3. IDE extensions / DX without abstraction
Interesting. I wasn't aware of a widely used IDE extension for GitLab CI that gives the same level of refactoring and safety. Which one? I have
GitLab workflowinstalled in vscode and for.gitlab-ci.ymlfiles specifically it only helps with hinting the YAML field names.Anyways, I feel like enforcing a specific IDE plugin across the team is still not the most ideal approach. With TypeScript, autocomplete, refactoring, docs, and error checking are already there. No extra tooling or setup beyond what we already use every day.
Conclusion
Just to be clear, the goal of this article isn't to say "GitLab YAML bad". This different approach just fits our project and team better. We’re already very TS-minded, and once pipelines reach a certain size and complexity, treating them as code instead of configuration has proven easier to reason about and maintain for us.

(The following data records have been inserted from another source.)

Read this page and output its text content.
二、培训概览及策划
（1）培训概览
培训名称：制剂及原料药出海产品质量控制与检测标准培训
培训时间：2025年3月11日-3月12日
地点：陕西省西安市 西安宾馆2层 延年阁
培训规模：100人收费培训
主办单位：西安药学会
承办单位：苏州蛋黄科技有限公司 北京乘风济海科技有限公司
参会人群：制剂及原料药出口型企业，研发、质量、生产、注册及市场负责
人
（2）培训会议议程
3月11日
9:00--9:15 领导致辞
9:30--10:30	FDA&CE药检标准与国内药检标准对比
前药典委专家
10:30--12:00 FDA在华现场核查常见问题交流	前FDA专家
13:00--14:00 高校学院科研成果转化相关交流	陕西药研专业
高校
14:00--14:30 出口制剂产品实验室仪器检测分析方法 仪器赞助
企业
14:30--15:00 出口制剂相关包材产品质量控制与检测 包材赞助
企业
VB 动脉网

I'll try to update the article so it's a little more nuanced.
Thanks. Indeed you would gain depth in it by addressing inner reader questions like those.
i've never been around a project with development abstraction layer on GitLab for my past 7 years actively doing GitLab consulting, But I'd like to see that in action whenever I get the chance. But for now, nothing convince me of doing it for myself (on projects I get to choose).